The agency's plan requires legislative approval.
DOT wants to start a law enforcement division to be called the State Transportation Police Force starting with the 59 deputy sheriffs at the Daniel K. Inouye International Airport. The Department of Public Safety notified the deputies months ago that they were giving up command and control of them to the DOT.
The union representing the deputy sheriffs, HGEA, is also hesitating, "The biggest concerns, simply put, is who is going to be ultimately responsible for the law enforcement function at Honolulu international airport and that's the big public policy we hope legislators will seriously scrutinize." says Randy Perreira, HGEA's Executive Director.
Espero says other lawmakers have also expressed concern, "We're talking about millions of people who go through that airport, visitors and local people alike."
The plan goes beyond the airport. The 19 Harbor Police officers would also be absorbed by the DOT force, giving them control of the airport and harbors.
The Director of the DOT, Ford Fuchigami, has even more ambitious plans, he wants lawmakers to allow him to use the police force to work state highways too, doing traffic control and even participating in homeless sweeps.

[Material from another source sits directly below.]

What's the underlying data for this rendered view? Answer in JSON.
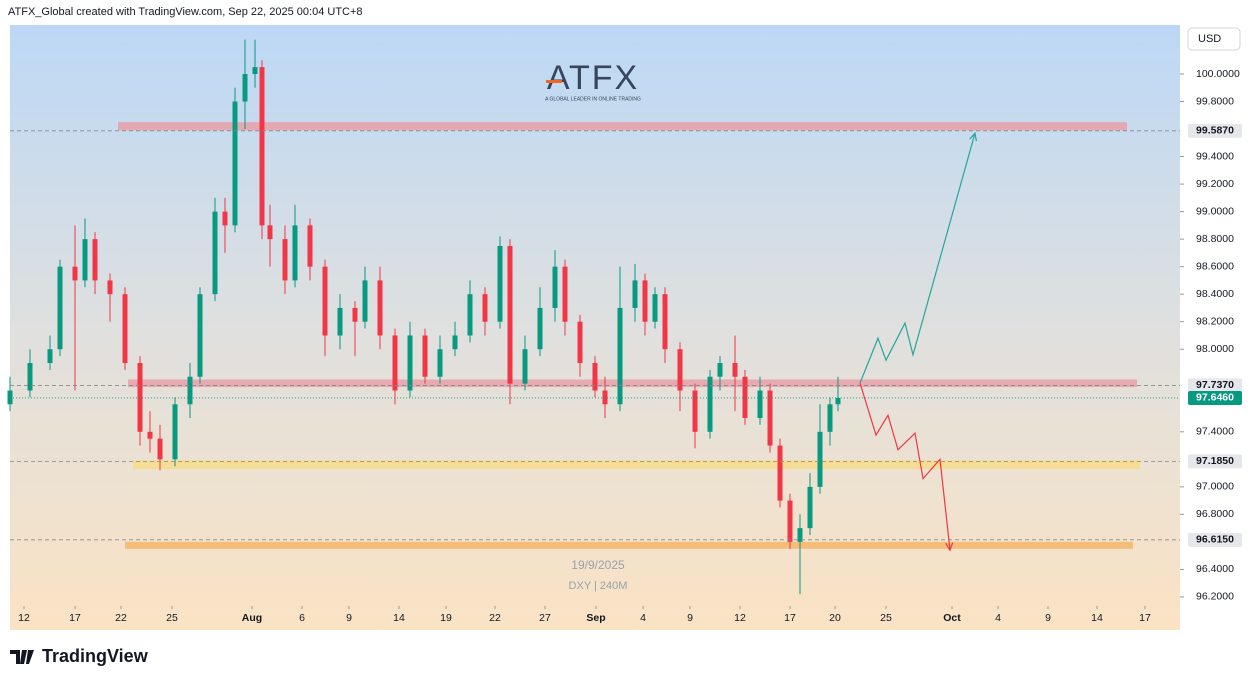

"We had a very difficult time getting sheriffs to come out because again, we don't have additional sheriffs to do this job," Fuchigami says, "We need to pass some bills so that we can go ahead and do that. I have the authority right now to give police powers. Give police powers to the airports and the harbors but I don't have that for the highways and that's going to be very important."
Lawmakers will take up the issue at the start of the next legislative session in January.